Program Description: The U.S. Consulate General in Cape Town and its innovative public diplomacy platform, American Corner Cape Town, invites you to join a webinar with award winning Washington Post investigative journalist and podcaster, Amy Brittian. Amy will be sharing insights and learnings gained from the process of producing a seven-part investigative series about two women who refused to stay silent in the face of sexual assault. This is the first of a three-part U.S. Speaker Program that launches the New Voices in Podcasting, an exclusive six-month podcast training program taking place in four American Corner sites located across South Africa in Cape Town, Johannesburg, Pretoria and Port Elizabeth. Run in partnership with leading citizen journalism organization, Radio Workshop, the program will enable storytellers, journalists, and creatives working in human rights & public health to produce audio-stories to amplify their message on a global scale.
Wednesday, December 9th at 9:00 am (EST)/ 4:00 pm (Cape Town)
Click Here if you want to sign up to receive the application for our podcast training program. The application opens in early January 2021.
Deborah Matthee is the American Spaces Coordinator, US Consulate Cape Town. As the American Spaces Coordinator, Deb has spent the last 5 years establishing the American Corner Cape Town as one of the leading American Spaces on the continent. Run in partnership with the U.S. Consulate Cape Town, the City of Cape Town and the Central Library, it serves South African youth and entrepreneurs hungry for opportunities to learn 21st Century skills, connect with other global citizens and share ideas. It offers a wide range of hi-tech digital and media resources at no cost to users. Before joining the State Department Deb produced documentary films, audio stories and promotional video content, much of which focussed on human rights and public health. She has a Bachelor of Journalism from Rhodes University.

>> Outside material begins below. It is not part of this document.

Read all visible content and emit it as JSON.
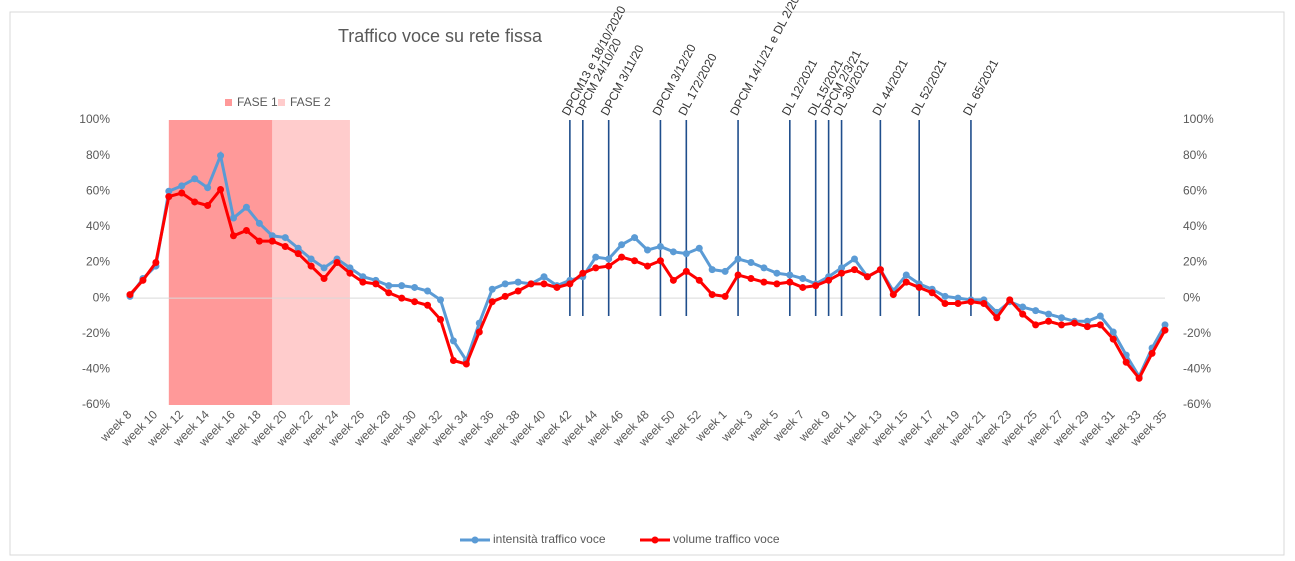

Amy Brittain is an investigative journalist with the Washington Post who recently completed a podcast mini-series, Canary, based on her investigative journalism started in 2017. Following the story for over three years, Amy was able to assist two victims of assault tell their story during an era of cultural change. Amy has won several awards for her reporting on gender-based violence and sexual assault, including her 2020 “James Beard Award for Investigative Journalism” for the article that led to the Canary podcast. Additionally, Amy is part of the 2016 Washington Post Pulitzer Prize Team for creating and utilizing a database to illustrate how often and why police shoot to kill and who the victims are likely to be.